COURTESY OF PRAMOD BUTTEThe device: A new high-resolution, two-in-one camera system captures normal, white-light images of the brain, while pulses of near-infrared (NIR) stimulate the fluorescence of tumor cells labeled with an NIR marker called Tumor Paint. Overlaying the visible and NIR light images on a single screen provides a live film of where the tumor sits in the overall landscape of healthy brain tissue.
Testing the system on mouse brains that were implanted with human gliomas, researchers from the Cedars-Sinai Medical Center in Los Angeles and the Seattle-based firm behind Tumor Paint, Blaze Bioscience, confirmed that NIR marker had a high affinity for the cancerous tissue...
“The paper presents a proof of concept that showed it’s possible to go down to 100pM of this dye” and still be able to visualize the tumors, said Cedars-Sinai biomedical engineer Pramod Butte.
The significance: Removing tumors from the brain is tricky business. If surgeons don’t get all the cancer, it’s liable to come back. If they resect too much tissue, they’re likely to inflict irreparable brain damage. “Usually the tumors are close to eloquent brain, so you don’t have the luxury of taking margins around the tumor,” said Butte. “You have to be really accurate.”

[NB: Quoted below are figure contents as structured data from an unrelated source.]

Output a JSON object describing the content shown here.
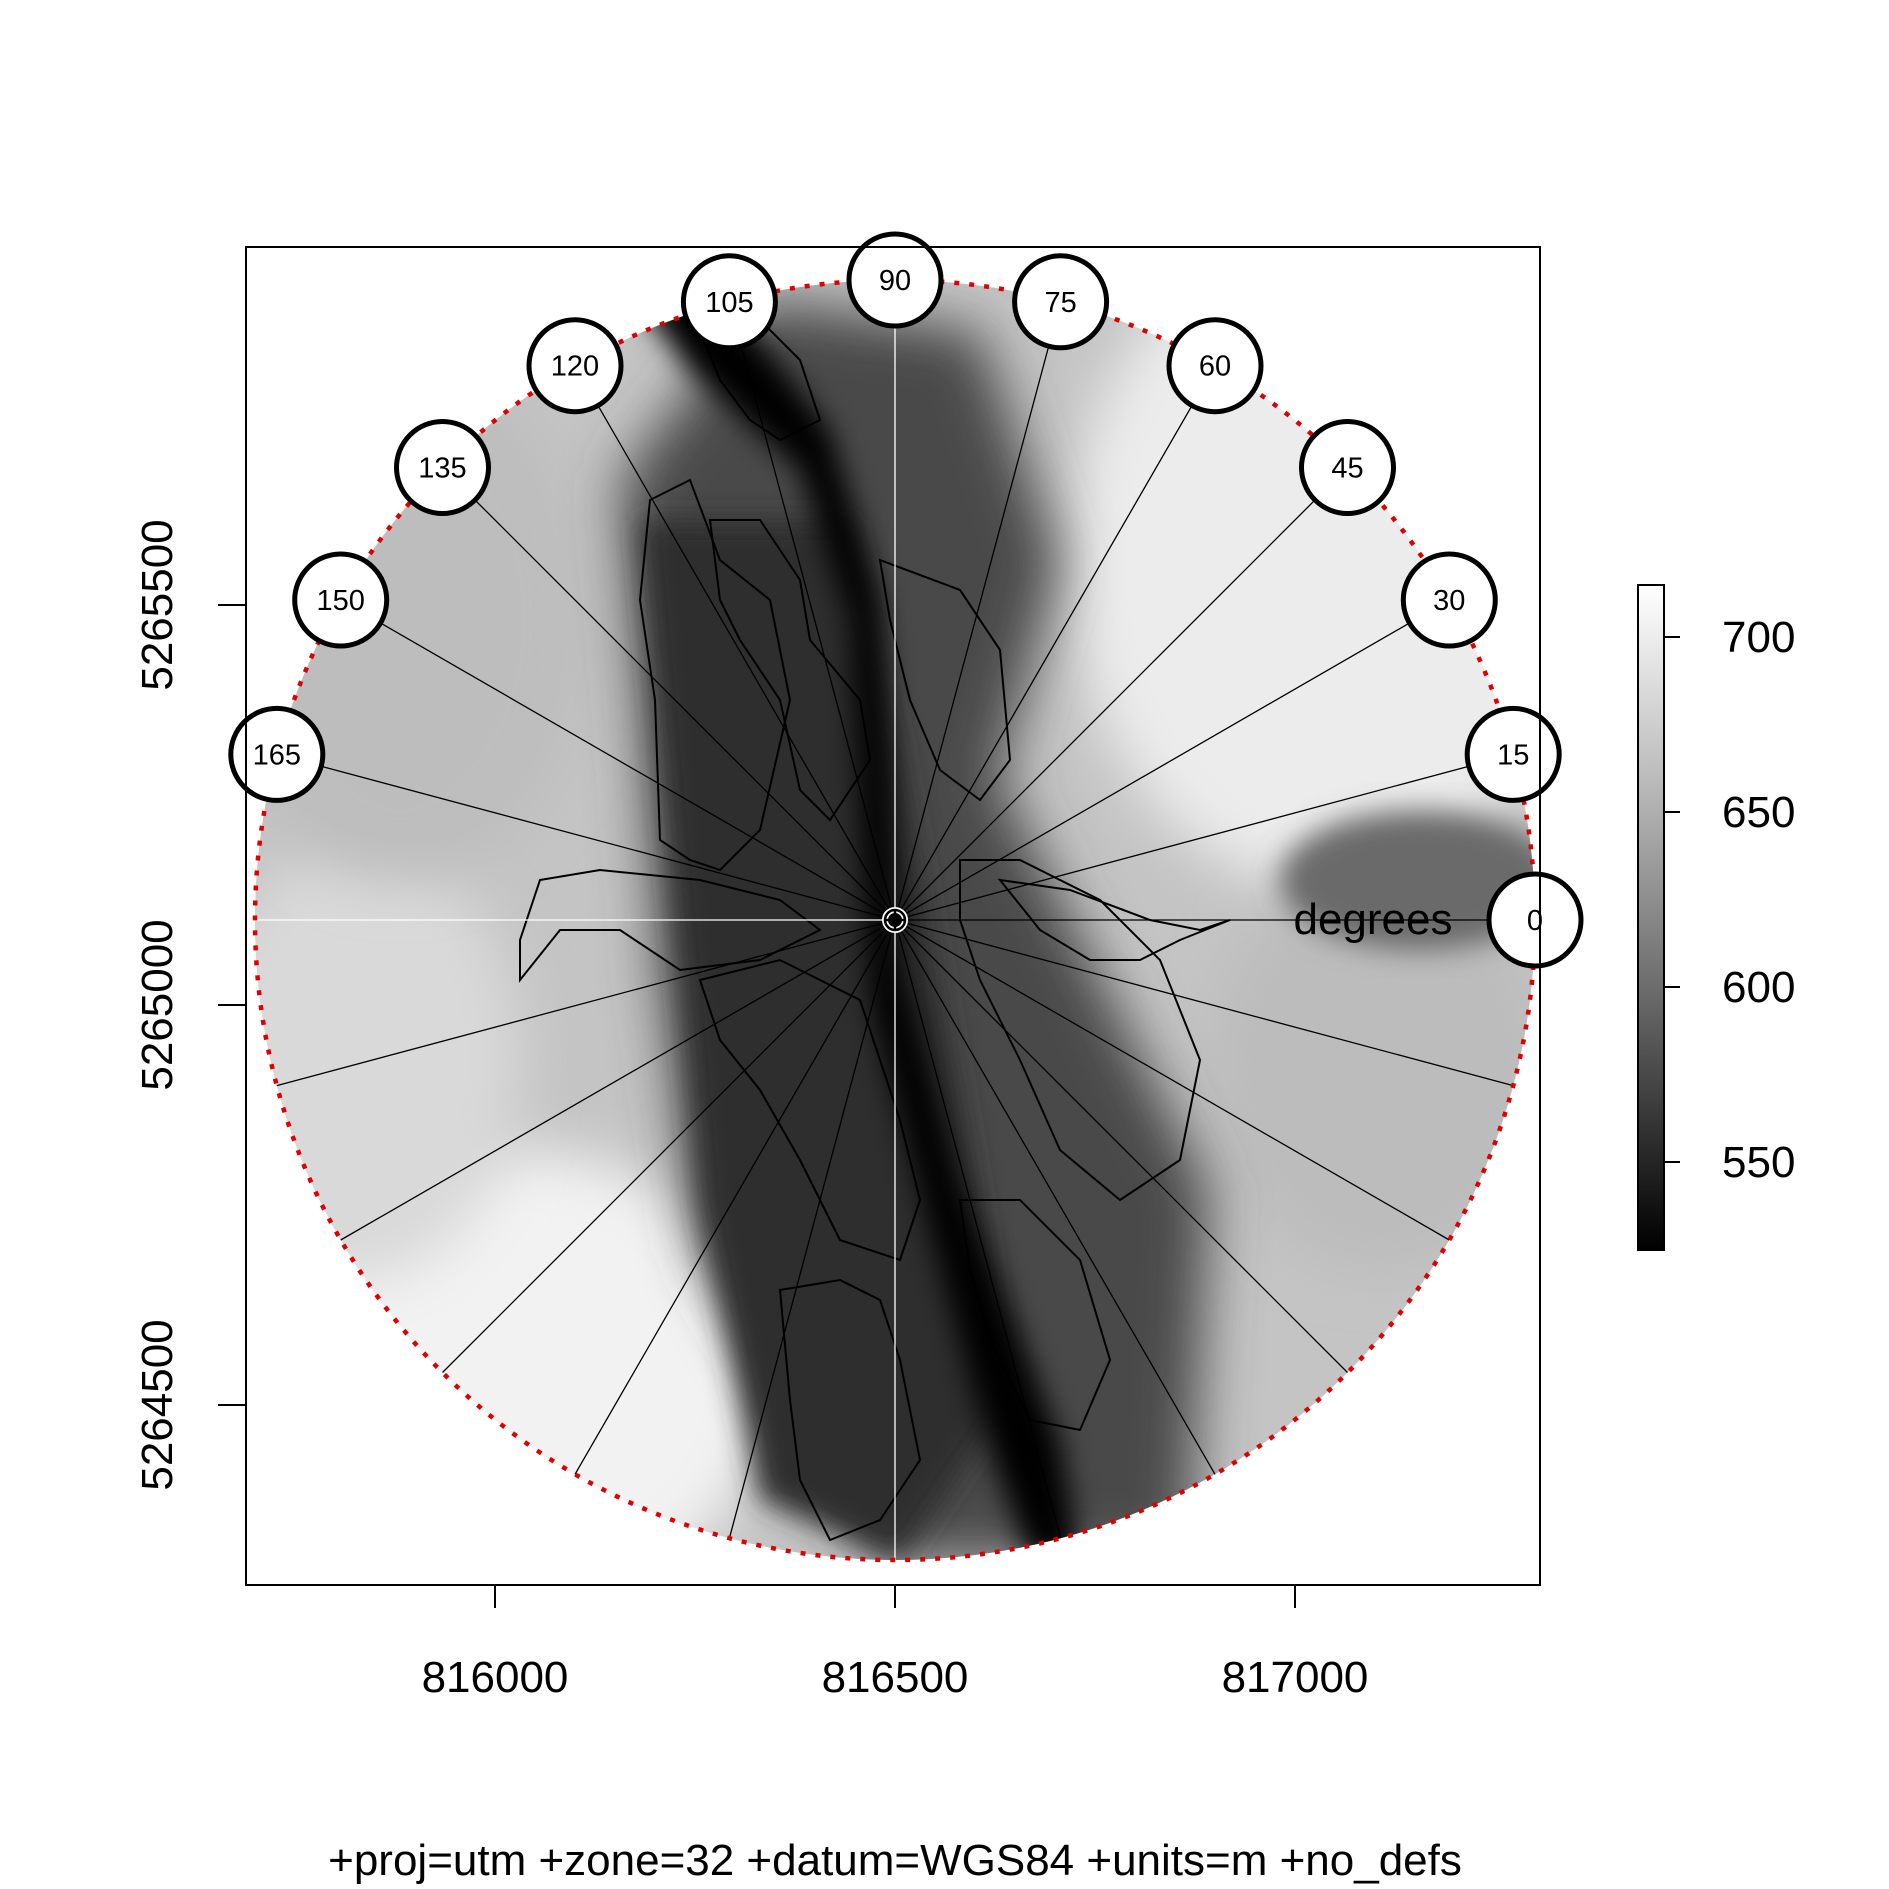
{
  "map": {
    "type": "raster-map",
    "crs_label": "+proj=utm +zone=32 +datum=WGS84 +units=m +no_defs",
    "x_ticks": [
      "816000",
      "816500",
      "817000"
    ],
    "y_ticks": [
      "5264500",
      "5265000",
      "5265500"
    ],
    "center_easting": 816500,
    "center_northing": 5265110,
    "radius_m": 800,
    "angle_unit_label": "degrees",
    "angle_step_deg": 15,
    "angle_badges": [
      "0",
      "15",
      "30",
      "45",
      "60",
      "75",
      "90",
      "105",
      "120",
      "135",
      "150",
      "165"
    ],
    "ray_color": "#000000",
    "circle_color": "#e00000",
    "colormap": "grayscale",
    "colorbar": {
      "ticks": [
        "550",
        "600",
        "650",
        "700"
      ],
      "min": 524,
      "max": 714
    }
  }
}
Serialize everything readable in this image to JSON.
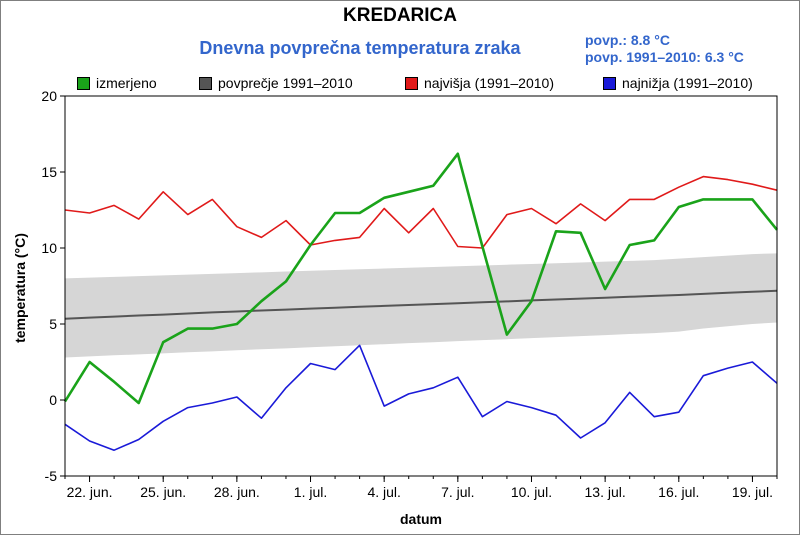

Fluorescence imaging techniques, and in particular NIR-based systems, are quickly becoming a popular way to delineate tumor from healthy tissue. “The big story here is the emergence of this technology more than any one implementation,” said neurosurgeon David Roberts of Dartmouth-Hitchcock Medical Center in New Hampshire. “It’s a really, really exciting area because it’s so powerful.”
One advantage of NIR technology is that it can penetrate deeper than visible light. NIR imaging systems “can see at depth in a way that the visible spectrum doesn’t allow us,” said Roberts. “So that a tumor that may be beneath some tissue that would otherwise be missed, the NIR has the potential to let us see it.” Indeed, with the latest iteration of their system, Butte and his colleagues could detect a 1-mm tumor that was buried 3 mm deep into the tissue.
Needs improvement: The researchers are now working to reduce the size of the camera system to allow it to be integrated with the tools that neurosurgeons already use while operating on the brain. While the device, as published, was roughly the size of a, Butte and his colleague have already devised a new camera that is only 3 cm in each dimension.
“When this is fully developed, it will be able to get to anywhere that an endoscope or ectoscope gets to, and those are known for their ability to get close and personal to the area of interest,” said neurooncologist James Olson of the Fred Hutchinson Cancer Research Center in Seattle, who helped develop Tumor Paint and now sits on Blaze Bioscience’s board of directors.
Importantly, Olson added, this would permit much greater resolution than systems that image from afar. “The light waves scatter as they go through air space, so the further away you get from the tumor, the poorer the resolution is,” he said. “So the fact that this is an endoscope- or ectoscope-based system adds an additional element that I think is amazing for neurosurgeons.” In this same vein, the researchers have also increased the number of frames per second from 30 to 300 and are now full 1080p resolution at the higher rate, Butte said.
The team plans to start clinical trials for the imaging system later this year, after safety trials for Tumor Paint—which are ongoing in Australia—have been completed.
P.V. Butte et al., “Near-infrared imaging of brain tumors using the Tumor Paint BLZ-100 to achieve near-complete resection of brain tumors,” Neurosurgical Focus, 36:E1, 2014.